A.b. Auf Strafanzeige der Unfallversicherung hin erkannte das Obergericht des Kantons Zürich A.________ am 24. Oktober 2017 des mehrfachen Betrugs und des versuchten Betrugs im Zusammenhang mit dem Rentenbezug schuldig. Mit Urteil 6B_14/2018 vom 8. März 2019 wies das Bundesgericht die dagegen erhobene Beschwerde des A.________ ab, soweit es darauf eintrat.
A.c. Die IV-Stelle verpflichtete A.________ mit Verfügung vom 28. April 2017, ihr für vom 1. November 2003 bis zum 31. Mai 2008 zu Unrecht bezogene Renten den Betrag von Fr. 113'625.- zurückzuerstatten. Die Beschwerden betreffend die Rückerstattung wies das Sozialversicherungsgericht des Kantons Zürich mit Urteil vom 29. Mai 2019 resp. das Bundesgericht mit Urteil 9C_484/2019 vom 25. September 2019 ab.
B.
Am 26. September 2017, 29. August 2019 resp. 18. November 2019 erhob A.________ gegen die Urteile des Bundesgerichts vom 29. März 2017, 8. März 2019 resp. 25. September 2019 beim Europäischen Gerichtshof für Menschenrechte (nachfolgend: EGMR) Beschwerden nach Art. 34 EMRK wegen Verletzung von Art. 6 und 8 EMRK (Verfahren 71522/17, 47646/19 resp. 61114/19).
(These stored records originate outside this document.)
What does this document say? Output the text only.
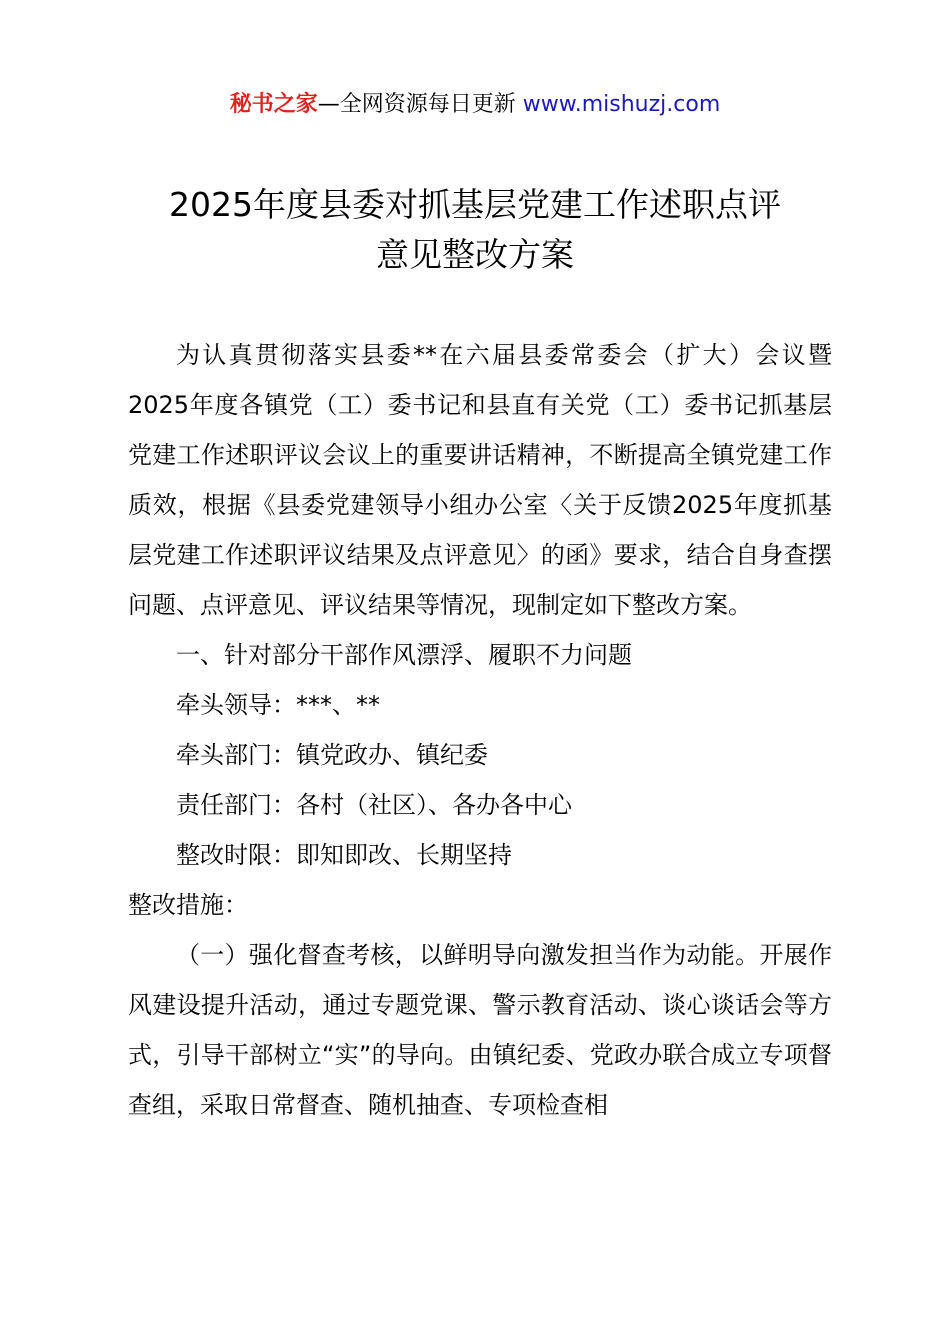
秘书之家—全网资源每日更新 www.mishuzj.com
2025年度县委对抓基层党建工作述职点评
意见整改方案

为认真贯彻落实县委**在六届县委常委会（扩大）会议暨2025年度各镇党（工）委书记和县直有关党（工）委书记抓基层党建工作述职评议会议上的重要讲话精神，不断提高全镇党建工作质效，根据《县委党建领导小组办公室〈关于反馈2025年度抓基层党建工作述职评议结果及点评意见〉的函》要求，结合自身查摆问题、点评意见、评议结果等情况，现制定如下整改方案。

一、针对部分干部作风漂浮、履职不力问题

牵头领导：***、**

牵头部门：镇党政办、镇纪委

责任部门：各村（社区）、各办各中心

整改时限：即知即改、长期坚持

整改措施：

（一）强化督查考核，以鲜明导向激发担当作为动能。开展作风建设提升活动，通过专题党课、警示教育活动、谈心谈话会等方式，引导干部树立“实”的导向。由镇纪委、党政办联合成立专项督查组，采取日常督查、随机抽查、专项检查相
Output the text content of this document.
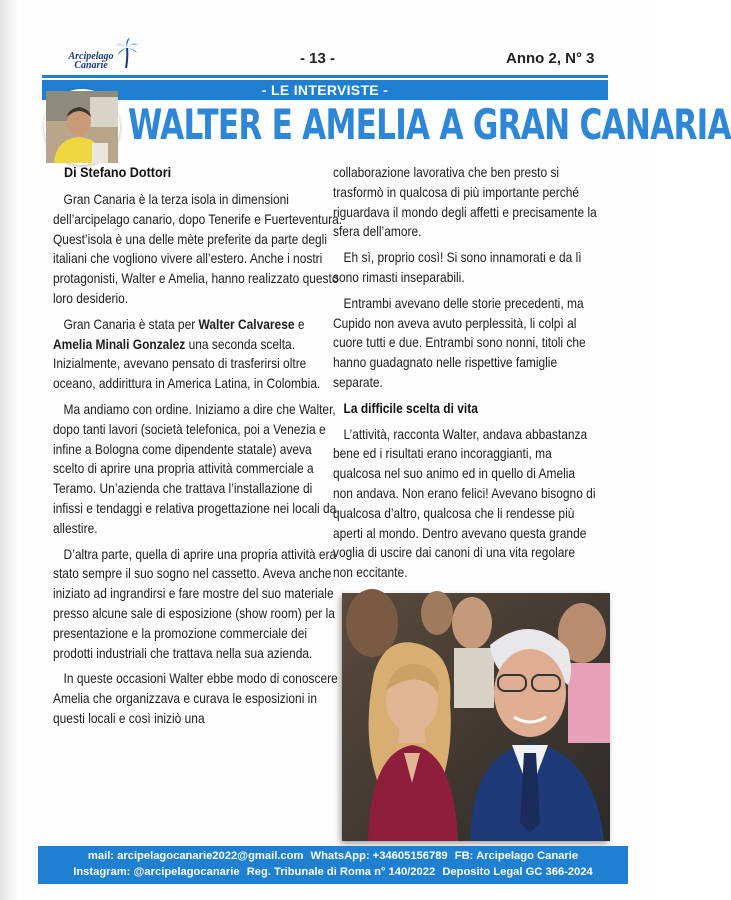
Arcipelago
Canarie	- 13 -	Anno 2, N° 3
- LE INTERVISTE -
WALTER E AMELIA A GRAN CANARIA
Di Stefano Dottori

Gran Canaria è la terza isola in dimensioni dell’arcipelago canario, dopo Tenerife e Fuerteventura. Quest’isola è una delle mète preferite da parte degli italiani che vogliono vivere all’estero. Anche i nostri protagonisti, Walter e Amelia, hanno realizzato questo loro desiderio.

Gran Canaria è stata per Walter Calvarese e Amelia Minali Gonzalez una seconda scelta. Inizialmente, avevano pensato di trasferirsi oltre oceano, addirittura in America Latina, in Colombia.

Ma andiamo con ordine. Iniziamo a dire che Walter, dopo tanti lavori (società telefonica, poi a Venezia e infine a Bologna come dipendente statale) aveva scelto di aprire una propria attività commerciale a Teramo. Un’azienda che trattava l’installazione di infissi e tendaggi e relativa progettazione nei locali da allestire.

D’altra parte, quella di aprire una propria attività era stato sempre il suo sogno nel cassetto. Aveva anche iniziato ad ingrandirsi e fare mostre del suo materiale presso alcune sale di esposizione (show room) per la presentazione e la promozione commerciale dei prodotti industriali che trattava nella sua azienda.

In queste occasioni Walter ebbe modo di conoscere Amelia che organizzava e curava le esposizioni in questi locali e così iniziò una

collaborazione lavorativa che ben presto si trasformò in qualcosa di più importante perché riguardava il mondo degli affetti e precisamente la sfera dell’amore.

Eh sì, proprio così! Si sono innamorati e da lì sono rimasti inseparabili.

Entrambi avevano delle storie precedenti, ma Cupido non aveva avuto perplessità, li colpì al cuore tutti e due. Entrambi sono nonni, titoli che hanno guadagnato nelle rispettive famiglie separate.

La difficile scelta di vita

L’attività, racconta Walter, andava abbastanza bene ed i risultati erano incoraggianti, ma qualcosa nel suo animo ed in quello di Amelia non andava. Non erano felici! Avevano bisogno di qualcosa d’altro, qualcosa che li rendesse più aperti al mondo. Dentro avevano questa grande voglia di uscire dai canoni di una vita regolare non eccitante.

mail: arcipelagocanarie2022@gmail.com WhatsApp: +34605156789 FB: Arcipelago Canarie
Instagram: @arcipelagocanarie Reg. Tribunale di Roma n° 140/2022 Deposito Legal GC 366-2024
Er machte im Wesentlichen geltend, die Überwachung durch Privatdetektive sei ohne gesetzliche Grundlage durchgeführt und in den verschiedenen Verfahren berücksichtigt worden, was einen unzulässigen Eingriff in sein Recht auf Achtung des Privatlebens darstelle. Dass die innerstaatlichen Gerichte das polydisziplinäre MEDAS-Gutachten, das hauptsächlich auf den Ergebnissen der illegalen Überwachung basiert habe, als Beweismittel herangezogen hatten, verstosse gegen das Recht auf ein faires Verfahren. Zudem habe das Verfahren betreffend die Rentenaufhebung übermässig lange gedauert.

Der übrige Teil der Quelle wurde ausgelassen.